Benefits of Custom DKIM Selectors for Security, Deliverability, and Brand Control
Security and Cryptographic Control
DKIM is an authentication method based on asymmetric cryptography, commonly using RSA. The Private Key remains with the sender, while the Public Key is published in DNS records. A custom selector lets security teams map every DKIM signature back to a known platform in the organization’s domain catalog.
If a message fails, administrators can review the email headers, inspect the DKIM-signature header, check the d= tag and s= tag, and determine exactly which sender or provider created the signature. This level of visibility is valuable for email security experts investigating spoofing, phishing, or misconfigured applications.
Deliverability and DMARC Alignment
Custom selectors can also support deliverability. Mailbox providers such as Gmail and Outlook evaluate authentication results when deciding whether messages belong in the inbox, spam folder, or quarantine. A valid DKIM signature contributes to trust, especially when combined with SPF and DMARC.
For DMARC alignment, the signing domain in the d= tag must align with the visible From domain according to your DMARC policy. The selector itself does not determine alignment, but a clear selector strategy helps administrators perform an alignment check quickly. When DMARC alignment fails, reviewing the email headers, the DKIM signature header, and the selector can reveal whether the wrong provider, domain, or DNS entry is being used.
Brand Control and Provider Accountability
Custom selectors also give organizations better brand control. If every provider uses a recognizable selector, the domain owner can identify unauthorized sending sources more easily. For example, salesforce-comms can identify Salesforce.com, while microsoft365-prod can identify Microsoft 365 or Microsoft Exchange Online.
This structure is especially helpful when an organization has many business units, a complex MX Record setup, or a mixture of internal and external senders. It also makes provider accountability easier because each email provider signs with a distinct DKIM identity.

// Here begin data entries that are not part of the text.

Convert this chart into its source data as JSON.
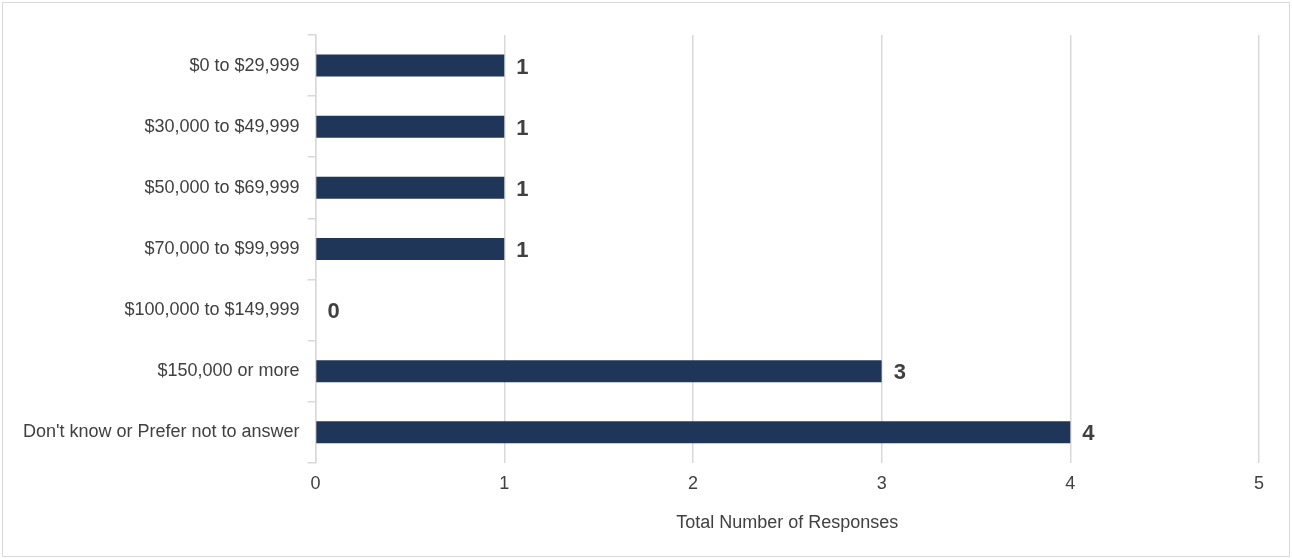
{
  "chart_data": {
    "type": "bar",
    "orientation": "horizontal",
    "xlabel": "Total Number of Responses",
    "categories": [
      "$0 to $29,999",
      "$30,000 to $49,999",
      "$50,000 to $69,999",
      "$70,000 to $99,999",
      "$100,000 to $149,999",
      "$150,000 or more",
      "Don't know or Prefer not to answer"
    ],
    "values": [
      1,
      1,
      1,
      1,
      0,
      3,
      4
    ],
    "color": "#1f3659",
    "xlim": [
      0,
      5
    ],
    "xticks": [
      0,
      1,
      2,
      3,
      4,
      5
    ],
    "grid": "x",
    "data_labels": true
  }
}
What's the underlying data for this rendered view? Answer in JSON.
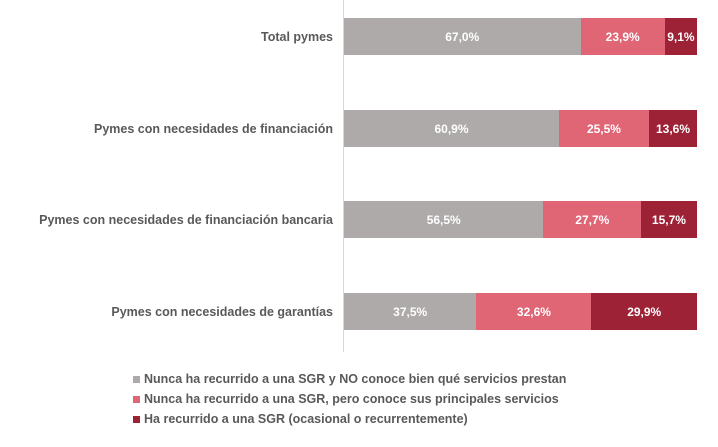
{
  "chart_data": {
    "type": "bar",
    "orientation": "horizontal",
    "stacked": true,
    "categories": [
      "Total pymes",
      "Pymes con necesidades de financiación",
      "Pymes con necesidades de financiación bancaria",
      "Pymes con necesidades de garantías"
    ],
    "series": [
      {
        "name": "Nunca ha recurrido a una SGR y NO conoce bien qué servicios prestan",
        "color": "#aeaaaa",
        "values": [
          67.0,
          60.9,
          56.5,
          37.5
        ],
        "labels": [
          "67,0%",
          "60,9%",
          "56,5%",
          "37,5%"
        ]
      },
      {
        "name": "Nunca ha recurrido a una SGR, pero conoce sus principales servicios",
        "color": "#e06575",
        "values": [
          23.9,
          25.5,
          27.7,
          32.6
        ],
        "labels": [
          "23,9%",
          "25,5%",
          "27,7%",
          "32,6%"
        ]
      },
      {
        "name": "Ha recurrido a una SGR (ocasional o recurrentemente)",
        "color": "#9e2236",
        "values": [
          9.1,
          13.6,
          15.7,
          29.9
        ],
        "labels": [
          "9,1%",
          "13,6%",
          "15,7%",
          "29,9%"
        ]
      }
    ],
    "xlim": [
      0,
      100
    ],
    "title": "",
    "xlabel": "",
    "ylabel": "",
    "grid": false,
    "legend_position": "bottom"
  }
}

Best Practices for Creating, Managing, and Rotating DKIM Selectors

Naming and DNS Design
A good selector naming convention may include the platform, environment, and year:
m365-prod-2025
sfcrm-prod-2025
gateway-us-2025
Each selector should map to the correct _domainkey hostname. Depending on the provider, you may publish a TXT value containing v=DKIM1 and the public key, or a CNAME record pointing to the provider infrastructure. Some platforms prefer CNAME-based delegation because it lets the provider manage the rotating public key without requiring frequent DNS edits.
Before enabling signing, confirm that all required DNS records are visible globally. Use tools such as MXToolbox, dmarcian, DKIM Inspector, or a DKIM validator to verify the record and check for formatting errors.
Key Management and Rotation
Maintain an inventory of every DKIM selector, associated sender, private key, public key, and owner. This is the foundation of effective key management. The inventory should note whether the selector is active, deprecated, or scheduled for removal.
For key rotation, create the new selector first, publish the new public key, wait for DNS TTLs and key propagation, then configure the sender to sign with the new private key. After confirming successful authentication in real-world email headers, retire the old selector. Never delete old DNS records before senders have stopped using the old DKIM signature.
Validation and Monitoring
After deployment, send test messages to Gmail, Outlook, and other major email clients. Review the email headers and confirm that the DKIM signature passes, the d= tag matches the expected domain, and the s= tag shows the intended custom selector. Also, check that DMARC passes or aligns as expected.
Monitoring should include failed DKIM results, unexpected selectors, missing public key errors, and messages signed by unknown infrastructure. Over time, this discipline keeps email authentication reliable, improves deliverability, and gives the domain owner precise control over every approved sender.